GPT-5.4 Pro’s proof takes an approach “humans have never tried before”: linking the structure of integers (anatomy of integers) with Markov process theory. This interdisciplinary bridge was previously not part of anyone’s research path.
Fields Medalist and renowned mathematician Terence Tao has been widely quoted for his two comments on this event. He described “this problem is different from others—humans have indeed seen it, but collectively, the first step was wrong,” and added, “the significance of this contribution to the study of integer structures far exceeds solving this particular Erdős problem itself.”
Another mathematician from Stanford University, Jared Duker Lichtman, stated that AI’s approach verified his long-standing intuition: there exists “some kind of common unifying sense” among these problems.
OpenAI 4/28 Disclosure: Podcast discussion and subsequent verification
On April 28, OpenAI officially invited researchers Sébastien Bubeck and Ernest Ryu to discuss “AI’s role in mathematical research” with host Andrew Mayne on their podcast. OpenAI’s tweet read: “Earlier this month, a 60-year-old Erdős problem was solved with GPT-5.4 Pro. Now AI is good at math—what happens next?”

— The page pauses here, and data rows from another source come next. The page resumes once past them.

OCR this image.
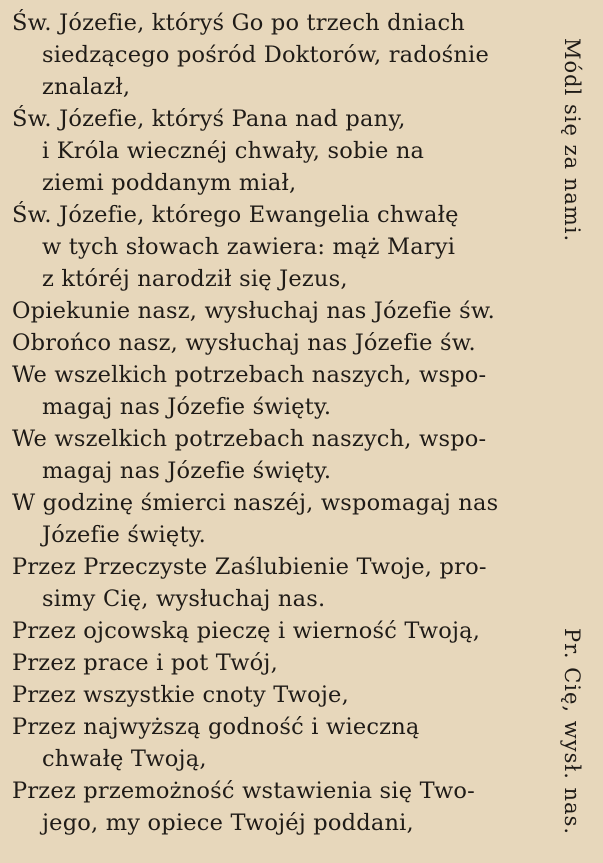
Św. Józefie, któryś Go po trzech dniach
siedzącego pośród Doktorów, radośnie
znalazł,
Św. Józefie, któryś Pana nad pany,
i Króla wiecznéj chwały, sobie na
ziemi poddanym miał,
Św. Józefie, którego Ewangelia chwałę
w tych słowach zawiera: mąż Maryi
z któréj narodził się Jezus,
Opiekunie nasz, wysłuchaj nas Józefie św.
Obrońco nasz, wysłuchaj nas Józefie św.
We wszelkich potrzebach naszych, wspo-
magaj nas Józefie święty.
We wszelkich potrzebach naszych, wspo-
magaj nas Józefie święty.
W godzinę śmierci naszéj, wspomagaj nas
Józefie święty.
Przez Przeczyste Zaślubienie Twoje, pro-
simy Cię, wysłuchaj nas.
Przez ojcowską pieczę i wierność Twoją,
Przez prace i pot Twój,
Przez wszystkie cnoty Twoje,
Przez najwyższą godność i wieczną
chwałę Twoją,
Przez przemożność wstawienia się Two-
jego, my opiece Twojéj poddani,
Módl się za nami.
Pr. Cię, wysł. nas.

As of the time of writing, the proof submitted by Price remains in the community verification stage on the erdosproblems.com forum and has not yet passed formal peer review; TheDecoder reported on April 15 that “formal verification is still ongoing.” Today’s OpenAI podcast disclosure is a level of external communication and does not mean the full mathematical proof has been verified—readers interested in follow-up can monitor the Erdős Problems forum thread #1196.